In the House

Released: 29 Mar 2013

A woman in a red dress standing with a man in a suit, surrounded by other people at what appears to be a formal event or gathering.
A woman in a red dress standing with a man in a suit, surrounded by other people at what appears to be a formal event or gathering.
4

Anticipation.

The highly variable François Ozon left us on a high with Potiche.

3

Enjoyment.

The ratcheting, farcical flights of fancy keep you locked in.

2

In Retrospect.

Acrobatic wordplay only hides the vapidity so much.

Literary prodigy writes rings around his prof in the spry latest from arty teaser François Ozon.

Halfway through François Ozon’s flippant metafarce In the House, Kristin Scott Thomas’ Jeanne, a sultry, silver-tongued art dealer and wife to ratty, motormouthed literature prof Germain (the great Fabrice Luchini), is seen wearing Annie Hall’s infamous beatnik garb: puffy white shirt, baggy pants and beat-up waistcoat combo.

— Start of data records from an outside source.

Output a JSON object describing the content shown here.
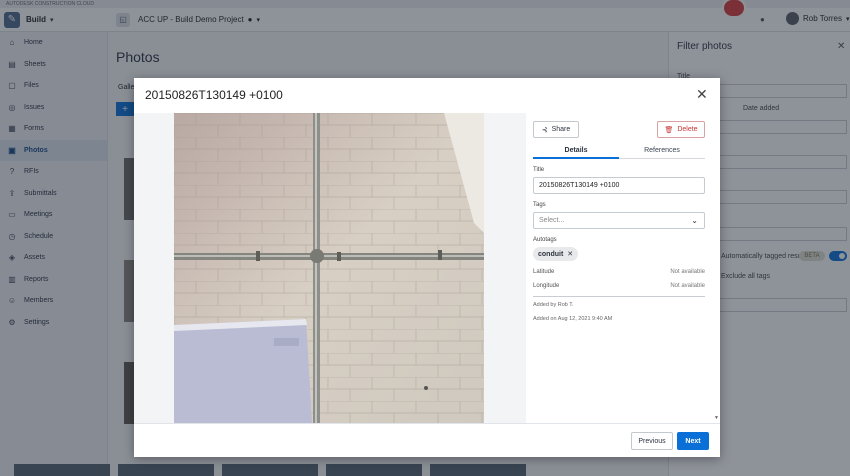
{
  "brand_strip": "AUTODESK CONSTRUCTION CLOUD",
  "app": {
    "product": "Build",
    "project": "ACC UP - Build Demo Project",
    "user": "Rob Torres"
  },
  "nav": [
    {
      "label": "Home",
      "icon": "home-icon",
      "glyph": "⌂"
    },
    {
      "label": "Sheets",
      "icon": "sheets-icon",
      "glyph": "▤"
    },
    {
      "label": "Files",
      "icon": "files-icon",
      "glyph": "▢"
    },
    {
      "label": "Issues",
      "icon": "issues-icon",
      "glyph": "◎"
    },
    {
      "label": "Forms",
      "icon": "forms-icon",
      "glyph": "▦"
    },
    {
      "label": "Photos",
      "icon": "photos-icon",
      "glyph": "▣",
      "active": true
    },
    {
      "label": "RFIs",
      "icon": "rfis-icon",
      "glyph": "?"
    },
    {
      "label": "Submittals",
      "icon": "submittals-icon",
      "glyph": "⇪"
    },
    {
      "label": "Meetings",
      "icon": "meetings-icon",
      "glyph": "▭"
    },
    {
      "label": "Schedule",
      "icon": "schedule-icon",
      "glyph": "◷"
    },
    {
      "label": "Assets",
      "icon": "assets-icon",
      "glyph": "◈"
    },
    {
      "label": "Reports",
      "icon": "reports-icon",
      "glyph": "▥"
    },
    {
      "label": "Members",
      "icon": "members-icon",
      "glyph": "☺"
    },
    {
      "label": "Settings",
      "icon": "settings-icon",
      "glyph": "⚙"
    }
  ],
  "page": {
    "title": "Photos",
    "gallery_tab": "Gallery"
  },
  "filter": {
    "title": "Filter photos",
    "title_label": "Title",
    "date_added": "Date added",
    "auto_tagged": "Automatically tagged results",
    "beta": "BETA",
    "exclude_all": "Exclude all tags"
  },
  "modal": {
    "title": "20150826T130149 +0100",
    "share_label": "Share",
    "delete_label": "Delete",
    "tabs": [
      "Details",
      "References"
    ],
    "title_label": "Title",
    "title_value": "20150826T130149 +0100",
    "tags_label": "Tags",
    "tags_placeholder": "Select...",
    "autotags_label": "Autotags",
    "autotags": [
      "conduit"
    ],
    "latitude_label": "Latitude",
    "latitude_value": "Not available",
    "longitude_label": "Longitude",
    "longitude_value": "Not available",
    "added_by": "Added by Rob T.",
    "added_on": "Added on Aug 12, 2021 9:40 AM",
    "prev_label": "Previous",
    "next_label": "Next"
  }
}
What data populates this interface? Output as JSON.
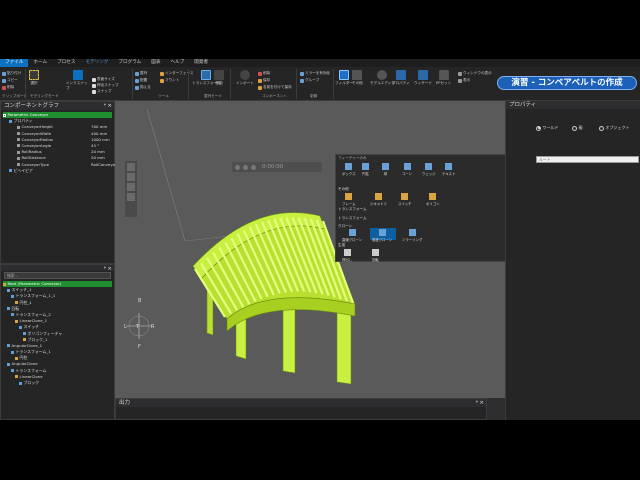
{
  "menu": [
    "ファイル",
    "ホーム",
    "プロセス",
    "モデリング",
    "プログラム",
    "図表",
    "ヘルプ",
    "開発者"
  ],
  "ribbon": {
    "clipboard_group": "クリップボード",
    "clipboard_items": [
      "貼り付け",
      "コピー",
      "削除"
    ],
    "select_label": "選択",
    "snap_label": "インクスナップ",
    "checks": [
      "表面サイズ",
      "押出スナップ",
      "スナップ"
    ],
    "modeling_group": "モデリングモード",
    "items2": [
      "整列",
      "配置",
      "揃える",
      "表示"
    ],
    "interface_items": [
      "インターフェース",
      "マウント"
    ],
    "tool_group": "ツール",
    "transform_label": "トランスフォーム",
    "move_label": "移動",
    "align_mode_label": "整列モード",
    "align_mode_group": "整列モード",
    "import_group": "インポート",
    "component_group": "コンポーネント",
    "component_items": [
      "削除",
      "保存",
      "名前を付けて保存"
    ],
    "filter_label": "フィルター",
    "filter_items": [
      "ミラー",
      "その他"
    ],
    "mirror_items": [
      "ミラーを有効化",
      "グループ"
    ],
    "model_group": "制御",
    "model_editor": "モデルエディタ",
    "property_label": "プロパティ",
    "wizard_label": "ウィザード",
    "window_items": [
      "ウィンドウの表示",
      "表示"
    ],
    "ep_label": "EPセット",
    "banner": "演習 - コンベアベルトの作成"
  },
  "component_graph": {
    "title": "コンポーネントグラフ",
    "root": "Parametric Conveyor",
    "prop_group": "プロパティ",
    "props": [
      {
        "name": "ConveyorHeight",
        "value": "700 mm"
      },
      {
        "name": "ConveyorWidth",
        "value": "400 mm"
      },
      {
        "name": "ConveyorRadius",
        "value": "1000 mm"
      },
      {
        "name": "ConveyorAngle",
        "value": "45 °"
      },
      {
        "name": "RollRadius",
        "value": "20 mm"
      },
      {
        "name": "RollDistance",
        "value": "50 mm"
      },
      {
        "name": "ConveyorType",
        "value": "RollConveyor"
      }
    ],
    "behavior": "ビヘイビア"
  },
  "node_tree": {
    "search_placeholder": "検索...",
    "rows": [
      "Root (Parametric Conveyor)",
      "スイッチ_1",
      "トランスフォーム_1_1",
      "円柱_1",
      "回転",
      "トランスフォーム_2",
      "LinearClone_1",
      "スイッチ",
      "ポリゴンフィーチャ",
      "ブロック_1",
      "AngularClone_1",
      "トランスフォーム_1",
      "円柱",
      "AngularClone",
      "トランスフォーム",
      "LinearClone",
      "ブロック"
    ]
  },
  "viewport": {
    "timecode": "0:00:00",
    "nav_labels": [
      "B",
      "L",
      "T",
      "R",
      "F"
    ]
  },
  "feature_menu": {
    "header": "フィーチャーのみ",
    "top_items": [
      "ボックス",
      "円柱",
      "球",
      "コーン",
      "ウェッジ",
      "テキスト"
    ],
    "section_other": "その他",
    "other_items": [
      "フレーム",
      "ジオメトリ",
      "スイッチ",
      "ポリゴン"
    ],
    "section_transform": "トランスフォーム",
    "transform_row": "トランスフォーム",
    "section_clone": "クローン",
    "clone_items": [
      "直線クローン",
      "角度クローン",
      "ミラーリング"
    ],
    "section_generate": "生成",
    "generate_items": [
      "押出し",
      "回転"
    ]
  },
  "properties": {
    "title": "プロパティ",
    "radio": [
      "ワールド",
      "親",
      "オブジェクト"
    ],
    "field_placeholder": "ルート"
  },
  "output": {
    "title": "出力"
  },
  "colors": {
    "accent": "#0e70c0",
    "model": "#c8f040",
    "selected": "#1e8f30"
  }
}
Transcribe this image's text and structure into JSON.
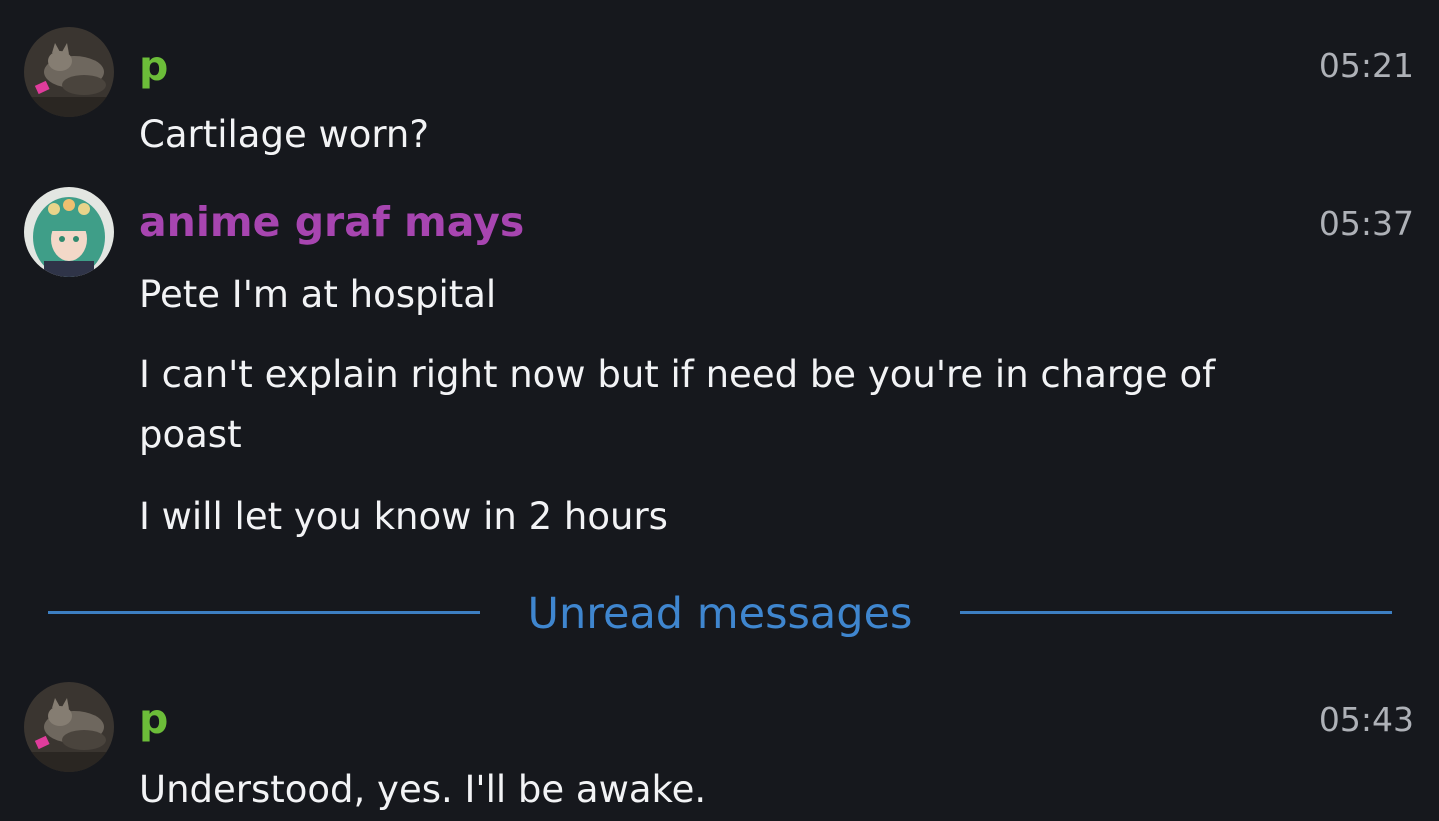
{
  "colors": {
    "background": "#16181d",
    "author_p": "#6cbd39",
    "author_mays": "#a745b0",
    "divider": "#3d7fc2",
    "timestamp": "#aeb1b7"
  },
  "messages": [
    {
      "author": "p",
      "time": "05:21",
      "lines": [
        "Cartilage worn?"
      ]
    },
    {
      "author": "anime graf mays",
      "time": "05:37",
      "lines": [
        "Pete I'm at hospital",
        "I can't explain right now but if need be you're in charge of",
        "poast",
        "I will let you know in 2 hours"
      ]
    },
    {
      "author": "p",
      "time": "05:43",
      "lines": [
        "Understood, yes.  I'll be awake."
      ]
    }
  ],
  "divider": {
    "label": "Unread messages"
  }
}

It’s a jokey reference allying the film to the chattering-class whimsy of Woody Allen. Except this film isn’t like Annie Hall. It has more in common with Allen’s later, more cynical Deconstructing Harry, especially in its clever clever dismantling of the writing process and the way in which it details the hazards of using real people as the basis for fictional subjects.

It all starts so promisingly, as the naturally talented student Claude (Ernst Umhauer) submits a creative writing assignment which tickles Germain. It offers a caustically snide depiction of a suburban middle-class family which Claude has apparently infiltrated with the help of slack-jawed schoolmate Rapha (Bastien Ughetto). Pondering then swiftly dismissing the questionable morals of this endeavour, Germain decides to nurture Claude’s creative instincts and mould him in his (failed) wordsmith image.

Though sprightly and urbane, In the House nonetheless indulges in the misanthropic, class-baiting excesses of Ozon’s early work, but does so from behind the barricades of its concentric literary dimensions. By the time the worlds of fiction and reality begin to collide and the inevitable Frankenstein’s Monster angle comes into play, the film spirals out of control and squirms its way to a trite and unsatisfactory conclusion. As a technical exercise, there’s a certain level of fun to be had, and the theatrical, larger-than-life performances (particularly Luchini’s) suggest it’s a film whose pretensions are perhaps not to be taken at face value.

In the House talks in hip, erudite tones but in fact appears to have little of value to say. It succeeds as empty, glossy entertainment fuelled by a veritable glitter-gun of bons mots, but for Ozon it’s something of a step back after his luminescent femme satire Potiche.